Italy offers a wealth of charming localities lying off the well-beaten tourist tracks which usually take in nearby, more famous sites.
This is most certainly the case with Portogruaro, a pleasant and people-friendly jewel of town, full of picturesque views and a rich historical and artistic heritage often overlooked by the tourists that throng the streets, bridges and squares of magnificent Venice, just 74 km away.

Yet the beauty of this Venetian town truly merit discovery: it is easily reachable and if you want to avoid using the car, you can take advantage of the transport companies that connect it very well to many other places of interest throughout Eastern Veneto.

The story of Portogruaro

The delightful town of Portogruaro in the Eastern Veneto lies on the banks of the Lemena river in an area once occupied entirely by lagoon areas: being on the border with Friuli Venezia Giulia, Portogruaro has absorbed the culture and styles of both the Veneto and Friuli regions.

Before visiting Portogruaro, as for any new place, knowing some of its history will help you appreciate each monument, church, and palace.
Legend has it that Portogruaro rose from the ashes of the Roman city of Iulia Concordia (today’s Concordia Sagittaria), which was devastated by Attila’s Huns in the 5th century.
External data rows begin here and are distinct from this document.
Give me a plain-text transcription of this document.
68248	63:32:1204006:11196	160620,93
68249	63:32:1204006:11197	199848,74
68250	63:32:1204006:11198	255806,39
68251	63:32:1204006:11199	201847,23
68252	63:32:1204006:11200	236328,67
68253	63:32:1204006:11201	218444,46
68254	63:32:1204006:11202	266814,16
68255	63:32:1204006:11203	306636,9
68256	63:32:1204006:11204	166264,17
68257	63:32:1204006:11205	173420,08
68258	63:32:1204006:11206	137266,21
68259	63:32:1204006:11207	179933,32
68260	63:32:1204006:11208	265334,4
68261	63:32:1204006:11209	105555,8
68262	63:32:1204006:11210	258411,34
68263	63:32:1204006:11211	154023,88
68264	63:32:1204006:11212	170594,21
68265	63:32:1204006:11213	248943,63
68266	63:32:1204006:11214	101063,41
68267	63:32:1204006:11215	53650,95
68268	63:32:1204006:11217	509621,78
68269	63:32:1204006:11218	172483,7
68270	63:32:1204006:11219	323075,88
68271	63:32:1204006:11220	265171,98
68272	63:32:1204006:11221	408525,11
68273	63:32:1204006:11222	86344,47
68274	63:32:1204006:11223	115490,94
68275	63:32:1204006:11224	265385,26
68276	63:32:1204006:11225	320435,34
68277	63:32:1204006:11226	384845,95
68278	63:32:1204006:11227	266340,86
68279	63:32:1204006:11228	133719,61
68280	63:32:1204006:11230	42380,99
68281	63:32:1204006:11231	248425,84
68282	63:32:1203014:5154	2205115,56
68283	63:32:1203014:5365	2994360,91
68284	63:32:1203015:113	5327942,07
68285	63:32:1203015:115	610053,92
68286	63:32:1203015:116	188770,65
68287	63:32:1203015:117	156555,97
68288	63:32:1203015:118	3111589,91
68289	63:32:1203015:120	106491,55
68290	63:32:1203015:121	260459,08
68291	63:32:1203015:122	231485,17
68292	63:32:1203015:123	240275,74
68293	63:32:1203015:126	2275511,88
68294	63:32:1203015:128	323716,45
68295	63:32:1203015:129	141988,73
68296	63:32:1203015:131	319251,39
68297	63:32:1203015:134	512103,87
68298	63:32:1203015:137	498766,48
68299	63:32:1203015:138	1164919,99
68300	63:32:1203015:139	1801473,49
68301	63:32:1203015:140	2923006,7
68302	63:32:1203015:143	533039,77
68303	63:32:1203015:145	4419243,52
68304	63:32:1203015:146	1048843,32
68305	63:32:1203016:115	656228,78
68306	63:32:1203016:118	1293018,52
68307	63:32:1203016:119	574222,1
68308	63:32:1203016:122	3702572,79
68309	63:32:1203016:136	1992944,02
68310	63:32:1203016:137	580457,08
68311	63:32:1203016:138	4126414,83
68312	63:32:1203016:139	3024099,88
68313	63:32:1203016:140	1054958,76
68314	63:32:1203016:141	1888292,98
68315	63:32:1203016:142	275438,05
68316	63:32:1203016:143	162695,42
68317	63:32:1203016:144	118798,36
It seems that the surviving fishermen transported the remaining stones further north, via the Lemene, to a place that was more protected from flooding.

From the historical point of view, however, the first we hear of Portogruaro is in 1140 when the bishop of Concordia, Gervino, granted a parcel of land to merchants and the portolans supervising the port traffic just south of the Covra Bridge to construct a port and some housing.
The little settlement soon grew and developed thanks to the nearby Lemene River, which was an efficient communication route between the hinterland and the
coast: mills and even a castle followed, as noted in Pope Urban III’s 1186 papal bull.

By the twelfth century Portogruaro boasted a Municipal Palace, a moated wall and even a Lazaretto to accommodate lepers, not to mention a directly elected podestà (or mayor), albeit with the prior consent of the bishop of Concordia.

The peak period of Portogruaro’s splendour unquestionably coincided with the dominion of the Serenissima Republic of Venice, made official with the 1420 document “The Privilege of Portogruaro“, which detailed all the rights and prerogatives granted to its citizens. This period saw the construction of the Fondaco del Commercio, the Villa Comunale designed by Il Bergamasco, and above all the bridges that crossed the Lemene river, almost all imprinted with the symbol of the city and the podestà. A number of Portogruaro’s bridges no longer exist today, destroyed by the Austrian fury during the First World War, including the exemplary Ponte della Stretta and Ponte del Rastrello.

From the fall of the Serenissima to annexation to the Kingdom of Italy

With the “Memoranda on the Fall of the Venetian Domination“, or the cessation of dominion of the Serenissima over Portogruaro in 1797, the French arrived in the town and with them the establishment of the provisional Municipality.

The foreign presence turned out to be a real drain for the citizens: the Church even went so far as to sell all the silverware contained in Portogruaro’s churches. The scarring on many of the city’s bridge pillars are a reminder of the French effort to erase the imprinted Venetian lions, a memory of Venetian power.

Following the Treaty of Campoformido, Portogruaro literally found itself divided in two, with the Austrians on the left bank of the Lemene river while the French resisted on the opposite shore. With the fall of Napoleon, the Austrians imposed themselves on the territory of Portogruaro until 1866 when, following the Austro-Prussian war, the town and the entire Veneto region were annexed to the Kingdom of Italy.

Now that you’re briefed on Portoguraro’s intense history, you can get to know its symbolic monuments, from the 13th century Gothic-style Town Hall complete with Ghibelline battlements to the leaning bell tower of the Church of S. Andrea and the 15th century mills on the Lemene river.